Sebelumnya, usai Annual Meeting Dewan Pengawas Syariah di Grand Mercure, Jumat (11/10/2024), Ketua Pimpinan Pusat (PP) Muhammadiyah Anwar Abbas mengaku keberatan dengan keharusan dari OJK untuk menggabungkan seluruh Bank Perekonomian Rakyat Syariah (BPRS). BPRS milik Muhammadiyah kini jumlahnya mencapai 20 bank.

Anwar Abbas mengatakan budaya korporasi tiap BPRS berbeda-beda sehingga merger dapat menimbulkan masalah besar.

Muhammadiyah meminta OJK betul-betul memperhatikan dan pertimbangkan secara baik untuk menerapkan one single presence policy itu. Alasannya, budaya perusahaan masing-masing BPRS itu, tidak sama. Sejarah lahirnya juga tak sama.
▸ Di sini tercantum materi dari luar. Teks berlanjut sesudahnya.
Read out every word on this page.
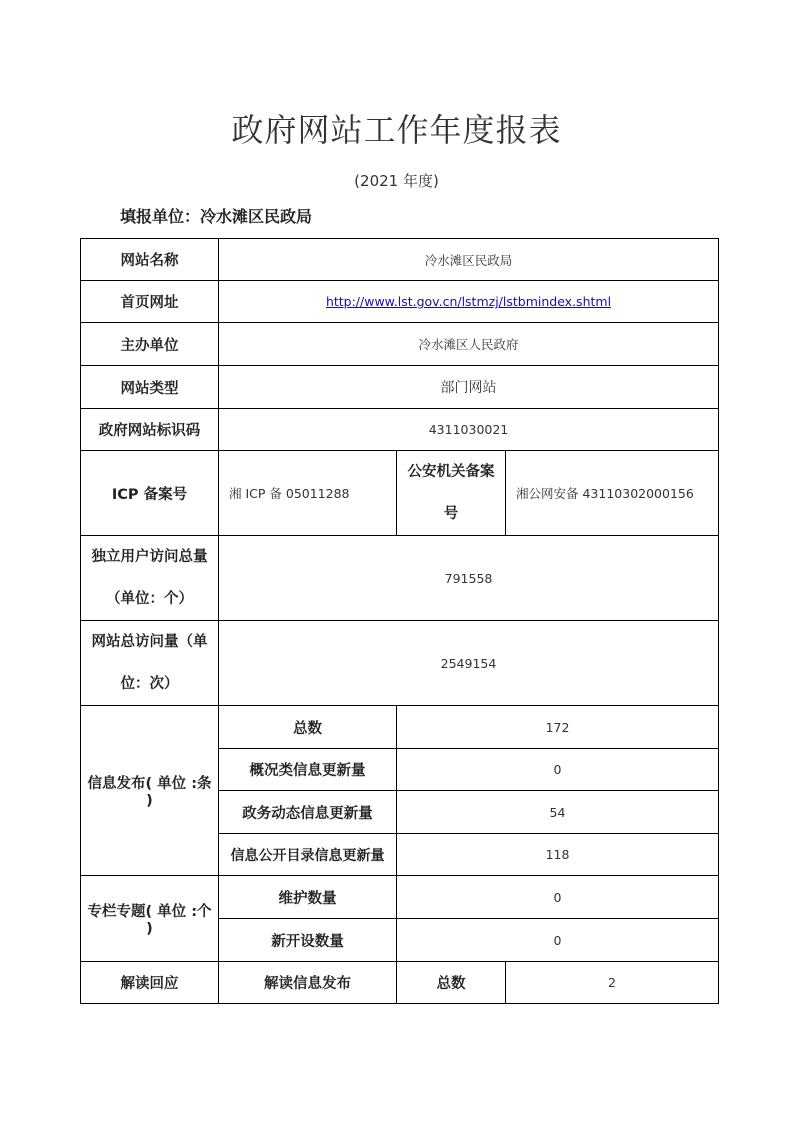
政府网站工作年度报表
(2021 年度)
填报单位：冷水滩区民政局
网站名称	冷水滩区民政局		
首页网址	http://www.lst.gov.cn/lstmzj/lstbmindex.shtml		
主办单位	冷水滩区人民政府		
网站类型	部门网站		
政府网站标识码	4311030021		
ICP 备案号	湘 ICP 备 05011288	公安机关备案号	湘公网安备 43110302000156
独立用户访问总量（单位：个）	791558		
网站总访问量（单位：次）	2549154		
信息发布( 单位 :条 )	总数	172	
	概况类信息更新量	0	
	政务动态信息更新量	54	
	信息公开目录信息更新量	118	
专栏专题( 单位 :个 )	维护数量	0	
	新开设数量	0	
解读回应	解读信息发布	总数	2
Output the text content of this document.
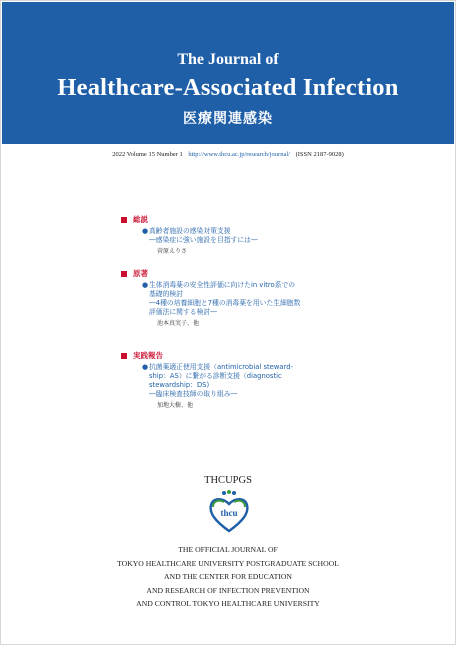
The Journal of
Healthcare-Associated Infection
医療関連感染
2022 Volume 15 Number 1 http://www.thcu.ac.jp/research/journal/ (ISSN 2187-9028)
総説
● 高齢者施設の感染対策支援
―感染症に強い施設を目指すには―
菅原えりさ
原著
● 生体消毒薬の安全性評価に向けたin vitro系での
基礎的検討
―4種の培養細胞と7種の消毒薬を用いた生細胞数
評価法に関する検討―
池本真実子、他
実践報告
● 抗菌薬適正使用支援（antimicrobial steward-
ship：AS）に繋がる診断支援（diagnostic
stewardship：DS)
―臨床検査技師の取り組み―
加地大樹、他
THCUPGS
thcu
THE OFFICIAL JOURNAL OF
TOKYO HEALTHCARE UNIVERSITY POSTGRADUATE SCHOOL
AND THE CENTER FOR EDUCATION
AND RESEARCH OF INFECTION PREVENTION
AND CONTROL TOKYO HEALTHCARE UNIVERSITY
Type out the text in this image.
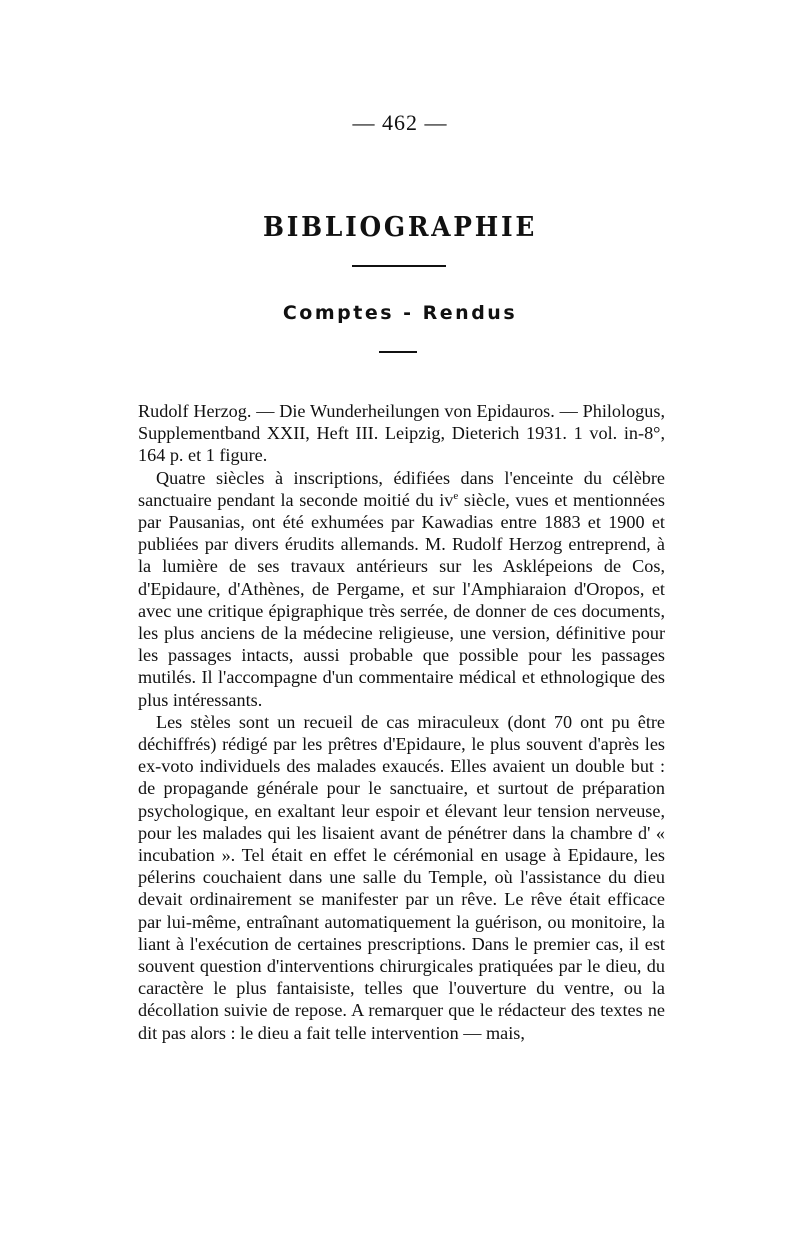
— 462 —
BIBLIOGRAPHIE
Comptes - Rendus

Rudolf Herzog. — Die Wunderheilungen von Epidauros. — Philologus, Supplementband XXII, Heft III. Leipzig, Dieterich 1931. 1 vol. in-8°, 164 p. et 1 figure.

Quatre siècles à inscriptions, édifiées dans l'enceinte du célèbre sanctuaire pendant la seconde moitié du $iv^e$ siècle, vues et mentionnées par Pausanias, ont été exhumées par Kawadias entre 1883 et 1900 et publiées par divers érudits allemands. M. Rudolf Herzog entreprend, à la lumière de ses travaux antérieurs sur les Asklépeions de Cos, d'Epidaure, d'Athènes, de Pergame, et sur l'Amphiaraion d'Oropos, et avec une critique épigraphique très serrée, de donner de ces documents, les plus anciens de la médecine religieuse, une version, définitive pour les passages intacts, aussi probable que possible pour les passages mutilés. Il l'accompagne d'un commentaire médical et ethnologique des plus intéressants.

Les stèles sont un recueil de cas miraculeux (dont 70 ont pu être déchiffrés) rédigé par les prêtres d'Epidaure, le plus souvent d'après les ex-voto individuels des malades exaucés. Elles avaient un double but : de propagande générale pour le sanctuaire, et surtout de préparation psychologique, en exaltant leur espoir et élevant leur tension nerveuse, pour les malades qui les lisaient avant de pénétrer dans la chambre d' « incubation ». Tel était en effet le cérémonial en usage à Epidaure, les pélerins couchaient dans une salle du Temple, où l'assistance du dieu devait ordinairement se manifester par un rêve. Le rêve était efficace par lui-même, entraînant automatiquement la guérison, ou monitoire, la liant à l'exécution de certaines prescriptions. Dans le premier cas, il est souvent question d'interventions chirurgicales pratiquées par le dieu, du caractère le plus fantaisiste, telles que l'ouverture du ventre, ou la décollation suivie de repose. A remarquer que le rédacteur des textes ne dit pas alors : le dieu a fait telle intervention — mais,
Karena itu, secara teoritis, merger mudah dilakukan. Tetapi tujuan OJK dalam mengkonsolidasi BPRS menjadi bank syariah besar ini, bisa berujung ambruk. Anwar Abbas mempertanyakan, apakah OJK mau bertanggung jawab jika pihaknya tidak bisa mengatasi masalah yang timbul.

"Secara teoritiknya gampang. Satukan gampang, tapi bermasalah. Jadi maksud baik dari OJK, BPRS modern menjadi sebuah bisnis besar. Tapi kalau sistemnya kemudian kulturnya, SDM nggak mendukung, itu bisa ambruk," urai Buya Anwar.

Anwar Abbas mengaku sudah berdiskusi dengan pihak-pihak BPRS milik Muhammadiyah terkait hal ini. Kesimpulan sementara, tidak hanya budaya korporasi yang berbeda, tetapi juga budaya dari masing-masing pemilik sahamnya.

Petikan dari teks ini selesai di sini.